Learn the differences between these professional services to ensure proper coding and medical billing. In simple terms, preventive services are aimed at patients who have no symptoms or complaints, and doctor’s visits accusations are flying intended for patients who suffer from health problems that need to be treated by the healthcare provider. Of course, there is more to it when it comes to insurance. A closer look at these two types of medical services will help you code and bill these claims correctly.
The Reason for a preventive visit
Preventive care refers to medical services that are carried out to check the patient’s health status and keep him healthy. Preventive care includes cancer screening, nutritional and obesity counseling, sexually transmitted infection testing, contraceptive prescription, etc.
According to the 2024 ICD-10-CM Official Coding and Reporting Guidelines, “Screening is the detection of diseases or precursors of diseases apparently healthy people so that those who test positive for the disease can be detected and treated early (e.g. mammography screening). ”
Screening codes are used to indicate that services with the primary goal performed to detect health conditions or illnesses before symptoms appear. Preventive visits are reported using screening Z codes along with CPT® or HCPCS Level II preventive service codes (depending on payer). The Z code indicates that the exam was scheduled and the CPT® or HCPCS Level II code indicates that the service was provided.
The Reason for an Office Visit
Office visits focus on treatment to restore the patient’s well-being. The purpose of these visits is to discuss any new or existing health problems, concerns, concerns, or symptoms. The provider may prescribe or change the patient’s medications, order tests, or refer the patient to another provider or specialist. Can practice visits and preventive visits be billed together?
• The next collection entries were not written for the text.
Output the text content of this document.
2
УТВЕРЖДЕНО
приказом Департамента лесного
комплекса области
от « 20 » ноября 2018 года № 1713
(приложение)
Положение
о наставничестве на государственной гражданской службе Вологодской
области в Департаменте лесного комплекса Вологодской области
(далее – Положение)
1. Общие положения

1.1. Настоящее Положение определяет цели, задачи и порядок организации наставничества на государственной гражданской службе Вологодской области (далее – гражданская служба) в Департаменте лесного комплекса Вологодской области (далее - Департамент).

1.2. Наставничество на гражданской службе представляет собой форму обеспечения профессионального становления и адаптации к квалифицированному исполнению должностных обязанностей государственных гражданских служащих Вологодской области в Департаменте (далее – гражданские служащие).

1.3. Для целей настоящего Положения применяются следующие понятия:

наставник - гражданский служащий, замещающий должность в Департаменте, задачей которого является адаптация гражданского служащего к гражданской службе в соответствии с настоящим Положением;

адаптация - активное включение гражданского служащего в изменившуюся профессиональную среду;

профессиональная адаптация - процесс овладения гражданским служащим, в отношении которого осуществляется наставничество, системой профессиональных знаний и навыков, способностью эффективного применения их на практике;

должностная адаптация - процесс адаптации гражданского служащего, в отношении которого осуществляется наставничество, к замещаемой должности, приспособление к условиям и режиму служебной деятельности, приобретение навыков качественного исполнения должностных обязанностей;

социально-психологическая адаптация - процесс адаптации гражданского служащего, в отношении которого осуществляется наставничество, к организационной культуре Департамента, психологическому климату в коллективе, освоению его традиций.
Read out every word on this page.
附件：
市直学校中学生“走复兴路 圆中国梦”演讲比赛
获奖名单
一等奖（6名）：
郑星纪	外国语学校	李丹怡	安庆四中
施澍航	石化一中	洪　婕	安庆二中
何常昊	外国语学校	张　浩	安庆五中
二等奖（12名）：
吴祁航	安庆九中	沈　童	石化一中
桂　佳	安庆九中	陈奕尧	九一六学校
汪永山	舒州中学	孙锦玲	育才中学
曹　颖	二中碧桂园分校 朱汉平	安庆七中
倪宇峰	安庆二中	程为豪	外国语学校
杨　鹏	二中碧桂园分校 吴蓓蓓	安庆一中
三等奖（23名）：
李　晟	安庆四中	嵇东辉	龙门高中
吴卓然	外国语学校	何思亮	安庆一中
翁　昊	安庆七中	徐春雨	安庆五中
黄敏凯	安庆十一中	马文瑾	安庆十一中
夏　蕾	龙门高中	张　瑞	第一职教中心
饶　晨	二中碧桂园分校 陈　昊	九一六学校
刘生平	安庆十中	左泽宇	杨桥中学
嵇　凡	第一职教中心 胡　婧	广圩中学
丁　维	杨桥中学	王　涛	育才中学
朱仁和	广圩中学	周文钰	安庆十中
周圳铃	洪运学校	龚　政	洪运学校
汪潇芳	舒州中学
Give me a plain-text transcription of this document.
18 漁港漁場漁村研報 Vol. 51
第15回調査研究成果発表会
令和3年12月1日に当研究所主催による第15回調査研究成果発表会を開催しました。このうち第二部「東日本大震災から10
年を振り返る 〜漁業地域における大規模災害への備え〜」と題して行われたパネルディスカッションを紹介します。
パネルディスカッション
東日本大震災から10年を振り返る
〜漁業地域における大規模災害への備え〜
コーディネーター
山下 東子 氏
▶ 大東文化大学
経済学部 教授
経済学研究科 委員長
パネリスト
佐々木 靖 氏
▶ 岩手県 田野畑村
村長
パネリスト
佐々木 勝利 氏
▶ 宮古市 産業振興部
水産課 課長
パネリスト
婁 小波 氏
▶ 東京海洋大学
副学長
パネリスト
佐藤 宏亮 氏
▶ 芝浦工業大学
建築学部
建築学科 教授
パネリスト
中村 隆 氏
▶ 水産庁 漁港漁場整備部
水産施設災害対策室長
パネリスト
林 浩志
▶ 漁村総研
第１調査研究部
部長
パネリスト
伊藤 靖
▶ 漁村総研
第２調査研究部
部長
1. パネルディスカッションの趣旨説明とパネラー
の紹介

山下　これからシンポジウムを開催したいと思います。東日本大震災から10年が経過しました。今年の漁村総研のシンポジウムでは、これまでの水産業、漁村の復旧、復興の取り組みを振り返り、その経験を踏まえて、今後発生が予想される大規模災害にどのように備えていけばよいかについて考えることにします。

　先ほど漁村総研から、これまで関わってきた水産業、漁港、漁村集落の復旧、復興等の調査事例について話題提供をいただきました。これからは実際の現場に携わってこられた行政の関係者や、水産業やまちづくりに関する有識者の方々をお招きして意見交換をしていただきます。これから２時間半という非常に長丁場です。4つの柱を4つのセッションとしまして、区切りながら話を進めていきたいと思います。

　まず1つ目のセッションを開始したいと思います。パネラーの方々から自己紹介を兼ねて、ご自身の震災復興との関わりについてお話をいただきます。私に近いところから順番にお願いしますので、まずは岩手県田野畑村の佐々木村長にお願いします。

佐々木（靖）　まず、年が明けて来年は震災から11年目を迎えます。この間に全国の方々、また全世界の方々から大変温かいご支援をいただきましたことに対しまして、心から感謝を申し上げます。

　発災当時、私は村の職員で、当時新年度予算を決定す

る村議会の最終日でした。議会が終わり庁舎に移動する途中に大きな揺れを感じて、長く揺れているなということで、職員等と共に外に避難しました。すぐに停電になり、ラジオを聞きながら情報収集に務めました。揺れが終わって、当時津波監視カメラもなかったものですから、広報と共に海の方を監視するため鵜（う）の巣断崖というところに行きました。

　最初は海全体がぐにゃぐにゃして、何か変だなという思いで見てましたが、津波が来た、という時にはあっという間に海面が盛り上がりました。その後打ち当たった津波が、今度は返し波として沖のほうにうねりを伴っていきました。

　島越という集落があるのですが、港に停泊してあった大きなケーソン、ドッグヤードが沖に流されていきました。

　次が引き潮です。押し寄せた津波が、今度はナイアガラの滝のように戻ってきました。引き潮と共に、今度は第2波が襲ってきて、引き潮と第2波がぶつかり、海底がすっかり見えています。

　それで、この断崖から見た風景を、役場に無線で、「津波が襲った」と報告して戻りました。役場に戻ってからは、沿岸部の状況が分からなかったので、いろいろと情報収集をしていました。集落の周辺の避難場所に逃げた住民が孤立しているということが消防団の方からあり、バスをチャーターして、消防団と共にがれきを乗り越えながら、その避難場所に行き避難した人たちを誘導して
The short answer is yes. CPT® codes 99381-99397 are used for comprehensive age-specific preventive assessments, from infancy to patients 65 years and older, for both new and established patients. In accordance with CPT® guidelines, for codes 99381-99397, also code and add any separately identifiable and significant evaluation and management (E/M) services performed on the same day for significant issues requiring additional work the modifier 25 to
E for office/outpatient. /M code (99202-99215). In this case, each encounter will have a different primary diagnosis. Scenario: A 40-year-old woman comes in for her annual exam and follow-up for her high blood pressure. The doctor refills his antihypertensive medication and finds that the patient’s home blood pressure levels are within normal ranges and he reports no other symptoms.
The coding is:
Navigating Medicare billing: Comparing Preventive Services Vs Office Visits
It is important to note that Medicare does not cover preventive services in the same manner as commercial payers. Therefore, it is important to know the patient’s policy and insurance coverage. Table A shows a breakdown of the coverage parameters. Understanding the distinction between Preventive Services vs. Office Visits is crucial for navigating reimbursement processes effectively.